Though her characters might be stereotyped, Rowling is able to assume many different perspectives and, although each may be limited, portrays them well. However, there are at least three occasions in the novel when one finds characters’ behaviour utterly incomprehensible; clearly borne from plotting necessity rather than character psychology. In a novel that is so tightly plotted, this is a significant disappointment.

There is something of Austen in the way Rowling flits between rural families. The knitting together of storylines, though some appear tangential and risk losing the reader’s interest, is well done, and she manages to orchestrate a well-structured novel, which captures the claustrophobic atmosphere of village life well.

The writing itself is neat, controlled and, despite a fairly liberal use of parentheses (a clear indicator of badly structured writing), flows smoothly. The problem is it’s bland to the point of tedium. Without the wonderful ideas that were present in the Harry Potter books, the writing feels rudimentary and unpoetic; Rowling simply doesn’t have a turn of phrase to fall back on when she has a plot that features only harsh realism.

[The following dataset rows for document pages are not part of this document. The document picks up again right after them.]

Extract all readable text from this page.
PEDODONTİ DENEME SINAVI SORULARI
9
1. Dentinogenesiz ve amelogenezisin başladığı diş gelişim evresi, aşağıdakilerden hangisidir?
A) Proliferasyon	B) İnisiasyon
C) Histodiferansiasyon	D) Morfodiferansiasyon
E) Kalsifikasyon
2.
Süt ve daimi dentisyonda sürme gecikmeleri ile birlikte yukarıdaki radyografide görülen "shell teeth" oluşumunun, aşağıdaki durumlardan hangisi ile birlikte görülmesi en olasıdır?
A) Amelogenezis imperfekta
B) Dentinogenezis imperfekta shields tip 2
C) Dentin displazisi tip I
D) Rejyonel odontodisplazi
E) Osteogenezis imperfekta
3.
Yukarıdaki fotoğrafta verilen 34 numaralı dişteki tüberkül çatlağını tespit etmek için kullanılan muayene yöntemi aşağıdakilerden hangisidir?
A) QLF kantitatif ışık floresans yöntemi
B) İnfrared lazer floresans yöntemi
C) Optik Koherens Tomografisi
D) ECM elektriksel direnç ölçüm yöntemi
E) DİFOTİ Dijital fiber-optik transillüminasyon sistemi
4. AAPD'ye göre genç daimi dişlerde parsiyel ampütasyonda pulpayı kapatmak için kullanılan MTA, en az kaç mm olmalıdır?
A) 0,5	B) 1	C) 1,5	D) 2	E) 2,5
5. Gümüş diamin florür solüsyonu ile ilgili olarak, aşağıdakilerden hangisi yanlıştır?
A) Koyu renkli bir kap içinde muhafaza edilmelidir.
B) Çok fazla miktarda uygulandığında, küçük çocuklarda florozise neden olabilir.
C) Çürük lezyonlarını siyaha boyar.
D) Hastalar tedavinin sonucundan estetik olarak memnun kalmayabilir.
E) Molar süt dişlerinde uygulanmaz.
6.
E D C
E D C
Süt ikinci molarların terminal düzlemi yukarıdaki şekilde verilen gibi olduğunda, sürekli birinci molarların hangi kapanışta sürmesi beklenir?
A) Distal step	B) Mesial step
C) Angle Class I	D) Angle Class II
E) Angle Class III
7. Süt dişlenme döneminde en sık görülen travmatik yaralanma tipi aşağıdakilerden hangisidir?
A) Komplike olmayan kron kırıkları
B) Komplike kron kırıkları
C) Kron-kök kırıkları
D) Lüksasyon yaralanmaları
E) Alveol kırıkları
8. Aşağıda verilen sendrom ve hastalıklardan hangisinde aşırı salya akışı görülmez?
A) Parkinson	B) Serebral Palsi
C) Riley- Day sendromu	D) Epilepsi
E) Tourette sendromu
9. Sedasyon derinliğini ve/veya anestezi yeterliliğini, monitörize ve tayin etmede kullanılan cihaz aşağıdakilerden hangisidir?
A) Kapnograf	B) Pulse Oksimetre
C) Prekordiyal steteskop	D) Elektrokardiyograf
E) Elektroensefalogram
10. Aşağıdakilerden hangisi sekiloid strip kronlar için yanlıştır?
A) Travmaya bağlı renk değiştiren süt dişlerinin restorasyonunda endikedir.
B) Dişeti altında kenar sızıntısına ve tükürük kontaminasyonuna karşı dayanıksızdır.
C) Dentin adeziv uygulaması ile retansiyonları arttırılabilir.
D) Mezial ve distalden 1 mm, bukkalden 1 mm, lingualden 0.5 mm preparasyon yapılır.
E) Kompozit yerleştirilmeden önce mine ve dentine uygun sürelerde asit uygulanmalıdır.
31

Too often Rowling’s language doesn’t quite find the mark; her point lost somewhere between thought and pen. With a string of odd metaphors and ambiguous sentences, there is undoubtedly a gap of comprehension left for the reader to fill.

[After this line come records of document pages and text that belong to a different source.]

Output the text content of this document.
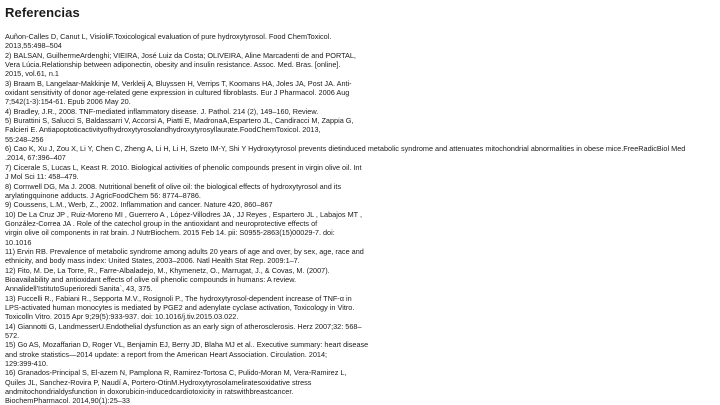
Referencias
Auñon-Calles D, Canut L, VisioliF.Toxicological evaluation of pure hydroxytyrosol. Food ChemToxicol.
2013,55:498–504
2) BALSAN, GuilhermeArdenghi; VIEIRA, José Luiz da Costa; OLIVEIRA, Aline Marcadenti de and PORTAL,
Vera Lúcia.Relationship between adiponectin, obesity and insulin resistance. Assoc. Med. Bras. [online].
2015, vol.61, n.1
3) Braam B, Langelaar-Makkinje M, Verkleij A, Bluyssen H, Verrips T, Koomans HA, Joles JA, Post JA. Anti-
oxidant sensitivity of donor age-related gene expression in cultured fibroblasts. Eur J Pharmacol. 2006 Aug
7;542(1-3):154-61. Epub 2006 May 20.
4) Bradley, J.R., 2008. TNF-mediated inflammatory disease. J. Pathol. 214 (2), 149–160, Review.
5) Burattini S, Salucci S, Baldassarri V, Accorsi A, Piatti E, MadronaA,Espartero JL, Candiracci M, Zappia G,
Falcieri E. Antiapoptoticactivityofhydroxytyrosolandhydroxytyrosyllaurate.FoodChemToxicol. 2013,
55:248–256
6) Cao K, Xu J, Zou X, Li Y, Chen C, Zheng A, Li H, Li H, Szeto IM-Y, Shi Y Hydroxytyrosol prevents dietinduced metabolic syndrome and attenuates mitochondrial abnormalities in obese mice.FreeRadicBiol Med
.2014, 67:396–407
7) Cicerale S, Lucas L, Keast R. 2010. Biological activities of phenolic compounds present in virgin olive oil. Int
J Mol Sci 11: 458–479.
8) Cornwell DG, Ma J. 2008. Nutritional benefit of olive oil: the biological effects of hydroxytyrosol and its
arylatingquinone adducts. J AgricFoodChem 56: 8774–8786.
9) Coussens, L.M., Werb, Z., 2002. Inflammation and cancer. Nature 420, 860–867
10) De La Cruz JP , Ruiz-Moreno MI , Guerrero A , López-Villodres JA , JJ Reyes , Espartero JL , Labajos MT ,
González-Correa JA . Role of the catechol group in the antioxidant and neuroprotective effects of
virgin olive oil components in rat brain. J NutrBiochem. 2015 Feb 14. pii: S0955-2863(15)00029-7. doi:
10.1016
11) Ervin RB. Prevalence of metabolic syndrome among adults 20 years of age and over, by sex, age, race and
ethnicity, and body mass index: United States, 2003–2006. Natl Health Stat Rep. 2009:1–7.
12) Fito, M. De, La Torre, R., Farre-Albaladejo, M., Khymenetz, O., Marrugat, J., & Covas, M. (2007).
Bioavailability and antioxidant effects of olive oil phenolic compounds in humans: A review.
Annalidell'IstitutoSuperioredi Sanita`, 43, 375.
13) Fuccelli R., Fabiani R., Sepporta M.V., Rosignoli P., The hydroxytyrosol-dependent increase of TNF-α in
LPS-activated human monocytes is mediated by PGE2 and adenylate cyclase activation, Toxicology in Vitro.
Toxicolln Vitro. 2015 Apr 9;29(5):933-937. doi: 10.1016/j.tiv.2015.03.022.
14) Giannotti G, LandmesserU.Endothelial dysfunction as an early sign of atherosclerosis. Herz 2007;32: 568–
572.
15) Go AS, Mozaffarian D, Roger VL, Benjamin EJ, Berry JD, Blaha MJ et al.. Executive summary: heart disease
and stroke statistics—2014 update: a report from the American Heart Association. Circulation. 2014;
129:399-410.
16) Granados-Principal S, El-azem N, Pamplona R, Ramirez-Tortosa C, Pulido-Moran M, Vera-Ramirez L,
Quiles JL, Sanchez-Rovira P, Naudí A, Portero-OtinM.Hydroxytyrosolameliratesoxidative stress
andmitochondrialdysfunction in doxorubicin-inducedcardiotoxicity in ratswithbreastcancer.
BiochemPharmacol. 2014,90(1):25–33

The conclusion is a melodramatic set-piece, with a strong touch of The Good Samaritan, encompassing the key moral position. Though the conclusion brings events of great emotional impact, there is a level of dispassionate distancing between author and her creations, which transfers to the reader. This strikes an odd tone in a book that has such a clear moral message, and The Casual Vacancy is at risk of being all morals and no heart. This authorial objectivity might be to Rowling’s credit were it not for the very clear message that she appears to be putting across. The contrast between the passion for the cause and the dispassion for the characters strikes an odd chord, and frankly does not work. In addition to this, even the overarching morality becomes a little confused, with vulnerable / sympathetic characters taking at least their fair share of the blame for events at the novel’s conclusion.

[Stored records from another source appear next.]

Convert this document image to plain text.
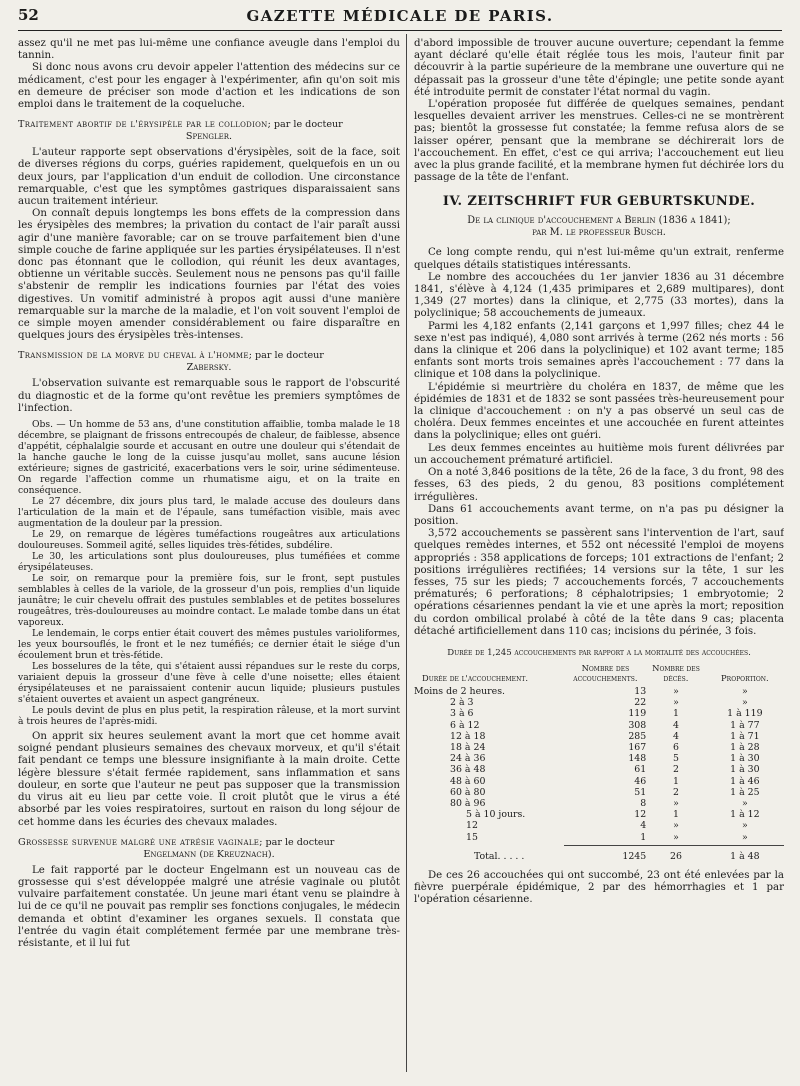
52	GAZETTE MÉDICALE DE PARIS.

assez qu'il ne met pas lui-même une confiance aveugle dans l'emploi du tannin.

Si donc nous avons cru devoir appeler l'attention des médecins sur ce médicament, c'est pour les engager à l'expérimenter, afin qu'on soit mis en demeure de préciser son mode d'action et les indications de son emploi dans le traitement de la coqueluche.

Traitement abortif de l'érysipèle par le collodion; par le docteur
Spengler.

L'auteur rapporte sept observations d'érysipèles, soit de la face, soit de diverses régions du corps, guéries rapidement, quelquefois en un ou deux jours, par l'application d'un enduit de collodion. Une circonstance remarquable, c'est que les symptômes gastriques disparaissaient sans aucun traitement intérieur.

On connaît depuis longtemps les bons effets de la compression dans les érysipèles des membres; la privation du contact de l'air paraît aussi agir d'une manière favorable; car on se trouve parfaitement bien d'une simple couche de farine appliquée sur les parties érysipélateuses. Il n'est donc pas étonnant que le collodion, qui réunit les deux avantages, obtienne un véritable succès. Seulement nous ne pensons pas qu'il faille s'abstenir de remplir les indications fournies par l'état des voies digestives. Un vomitif administré à propos agit aussi d'une manière remarquable sur la marche de la maladie, et l'on voit souvent l'emploi de ce simple moyen amender considérablement ou faire disparaître en quelques jours des érysipèles très-intenses.

Transmission de la morve du cheval à l'homme; par le docteur
Zabersky.

L'observation suivante est remarquable sous le rapport de l'obscurité du diagnostic et de la forme qu'ont revêtue les premiers symptômes de l'infection.

Obs. — Un homme de 53 ans, d'une constitution affaiblie, tomba malade le 18 décembre, se plaignant de frissons entrecoupés de chaleur, de faiblesse, absence d'appétit, céphalalgie sourde et accusant en outre une douleur qui s'étendait de la hanche gauche le long de la cuisse jusqu'au mollet, sans aucune lésion extérieure; signes de gastricité, exacerbations vers le soir, urine sédimenteuse. On regarde l'affection comme un rhumatisme aigu, et on la traite en conséquence.

Le 27 décembre, dix jours plus tard, le malade accuse des douleurs dans l'articulation de la main et de l'épaule, sans tuméfaction visible, mais avec augmentation de la douleur par la pression.

Le 29, on remarque de légères tuméfactions rougeâtres aux articulations douloureuses. Sommeil agité, selles liquides très-fétides, subdélire.

Le 30, les articulations sont plus douloureuses, plus tuméfiées et comme érysipélateuses.

Le soir, on remarque pour la première fois, sur le front, sept pustules semblables à celles de la variole, de la grosseur d'un pois, remplies d'un liquide jaunâtre; le cuir chevelu offrait des pustules semblables et de petites bosselures rougeâtres, très-douloureuses au moindre contact. Le malade tombe dans un état vaporeux.

Le lendemain, le corps entier était couvert des mêmes pustules varioliformes, les yeux boursouflés, le front et le nez tuméfiés; ce dernier était le siége d'un écoulement brun et très-fétide.

Les bosselures de la tête, qui s'étaient aussi répandues sur le reste du corps, variaient depuis la grosseur d'une fève à celle d'une noisette; elles étaient érysipélateuses et ne paraissaient contenir aucun liquide; plusieurs pustules s'étaient ouvertes et avaient un aspect gangréneux.

Le pouls devint de plus en plus petit, la respiration râleuse, et la mort survint à trois heures de l'après-midi.

On apprit six heures seulement avant la mort que cet homme avait soigné pendant plusieurs semaines des chevaux morveux, et qu'il s'était fait pendant ce temps une blessure insignifiante à la main droite. Cette légère blessure s'était fermée rapidement, sans inflammation et sans douleur, en sorte que l'auteur ne peut pas supposer que la transmission du virus ait eu lieu par cette voie. Il croit plutôt que le virus a été absorbé par les voies respiratoires, surtout en raison du long séjour de cet homme dans les écuries des chevaux malades.

Grossesse survenue malgré une atrésie vaginale; par le docteur
Engelmann (de Kreuznach).

Le fait rapporté par le docteur Engelmann est un nouveau cas de grossesse qui s'est développée malgré une atrésie vaginale ou plutôt vulvaire parfaitement constatée. Un jeune mari étant venu se plaindre à lui de ce qu'il ne pouvait pas remplir ses fonctions conjugales, le médecin demanda et obtint d'examiner les organes sexuels. Il constata que l'entrée du vagin était complétement fermée par une membrane très-résistante, et il lui fut

d'abord impossible de trouver aucune ouverture; cependant la femme ayant déclaré qu'elle était réglée tous les mois, l'auteur finit par découvrir à la partie supérieure de la membrane une ouverture qui ne dépassait pas la grosseur d'une tête d'épingle; une petite sonde ayant été introduite permit de constater l'état normal du vagin.

L'opération proposée fut différée de quelques semaines, pendant lesquelles devaient arriver les menstrues. Celles-ci ne se montrèrent pas; bientôt la grossesse fut constatée; la femme refusa alors de se laisser opérer, pensant que la membrane se déchirerait lors de l'accouchement. En effet, c'est ce qui arriva; l'accouchement eut lieu avec la plus grande facilité, et la membrane hymen fut déchirée lors du passage de la tête de l'enfant.

IV. ZEITSCHRIFT FUR GEBURTSKUNDE.
De la clinique d'accouchement a Berlin (1836 a 1841);
par M. le professeur Busch.

Ce long compte rendu, qui n'est lui-même qu'un extrait, renferme quelques détails statistiques intéressants.

Le nombre des accouchées du 1er janvier 1836 au 31 décembre 1841, s'élève à 4,124 (1,435 primipares et 2,689 multipares), dont 1,349 (27 mortes) dans la clinique, et 2,775 (33 mortes), dans la polyclinique; 58 accouchements de jumeaux.

Parmi les 4,182 enfants (2,141 garçons et 1,997 filles; chez 44 le sexe n'est pas indiqué), 4,080 sont arrivés à terme (262 nés morts : 56 dans la clinique et 206 dans la polyclinique) et 102 avant terme; 185 enfants sont morts trois semaines après l'accouchement : 77 dans la clinique et 108 dans la polyclinique.

L'épidémie si meurtrière du choléra en 1837, de même que les épidémies de 1831 et de 1832 se sont passées très-heureusement pour la clinique d'accouchement : on n'y a pas observé un seul cas de choléra. Deux femmes enceintes et une accouchée en furent atteintes dans la polyclinique; elles ont guéri.

Les deux femmes enceintes au huitième mois furent délivrées par un accouchement prématuré artificiel.

On a noté 3,846 positions de la tête, 26 de la face, 3 du front, 98 des fesses, 63 des pieds, 2 du genou, 83 positions complétement irrégulières.

Dans 61 accouchements avant terme, on n'a pas pu désigner la position.

3,572 accouchements se passèrent sans l'intervention de l'art, sauf quelques remèdes internes, et 552 ont nécessité l'emploi de moyens appropriés : 358 applications de forceps; 101 extractions de l'enfant; 2 positions irrégulières rectifiées; 14 versions sur la tête, 1 sur les fesses, 75 sur les pieds; 7 accouchements forcés, 7 accouchements prématurés; 6 perforations; 8 céphalotripsies; 1 embryotomie; 2 opérations césariennes pendant la vie et une après la mort; reposition du cordon ombilical prolabé à côté de la tête dans 9 cas; placenta détaché artificiellement dans 110 cas; incisions du périnée, 3 fois.

Durée de 1,245 accouchements par rapport a la mortalité des accouchées.
Durée de l'accouchement.	Nombre des accouchements.	Nombre des décès.	Proportion.
Moins de 2 heures.	13	»	»
2 à 3	22	»	»
3 à 6	119	1	1 à 119
6 à 12	308	4	1 à 77
12 à 18	285	4	1 à 71
18 à 24	167	6	1 à 28
24 à 36	148	5	1 à 30
36 à 48	61	2	1 à 30
48 à 60	46	1	1 à 46
60 à 80	51	2	1 à 25
80 à 96	8	»	»
5 à 10 jours.	12	1	1 à 12
12	4	»	»
15	1	»	»

Total. . . . .	1245	26	1 à 48

De ces 26 accouchées qui ont succombé, 23 ont été enlevées par la fièvre puerpérale épidémique, 2 par des hémorrhagies et 1 par l'opération césarienne.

The ending is bleak and forms a scathing assessment of the current state of the nation. There are Dickensian sensibilities here, but the novel is altogether lacking in Dickens’s flair for characterisation or his humour, and inherits instead Dickens’s weaknesses (certainly in his early novels) for overly simple moralistic arguments, and plots driven by improbable coincidences. This is not to say that Rowling’s moral compass is faulty; the message of society’s obligation to the less fortunate, and the distaste one should feel for the small- and narrow-minded opposition that stands in the way, is a good one. But quite simply, it is not complex or searching enough. Whilst exposing a wide audience to such a decent message is surely no bad thing, Rowling could and should have given her readers more credit than to paint everything in such a black and white fashion.

As an aside, Rowling seems here to have an obsession with the female form, breasts in particular. The consistent references become tedious and, were they to have come from the pen of a male author, would almost certainly be called gratuitous.

Perhaps this was a book that Rowling felt compelled to write; a cathartic exercise that she needed to get out of her system before moving on to other things. In truth, if this hadn’t sprung from the pen of the world’s most successful author, it would likely not have been published, let alone stood any chance of selling millions of copies. The sheer lack of ideas is hopelessly disappointing, and one must hope that Rowling’s next work of fiction is something considerably more engaging.

I knew this would get a lot of bad press, no matter what it was like, and so I really, really wanted to like it (I know, I can be a contrarian). But honestly, it's dull, dull writing. Whether you're a Potter fan or not, I'd avoid this.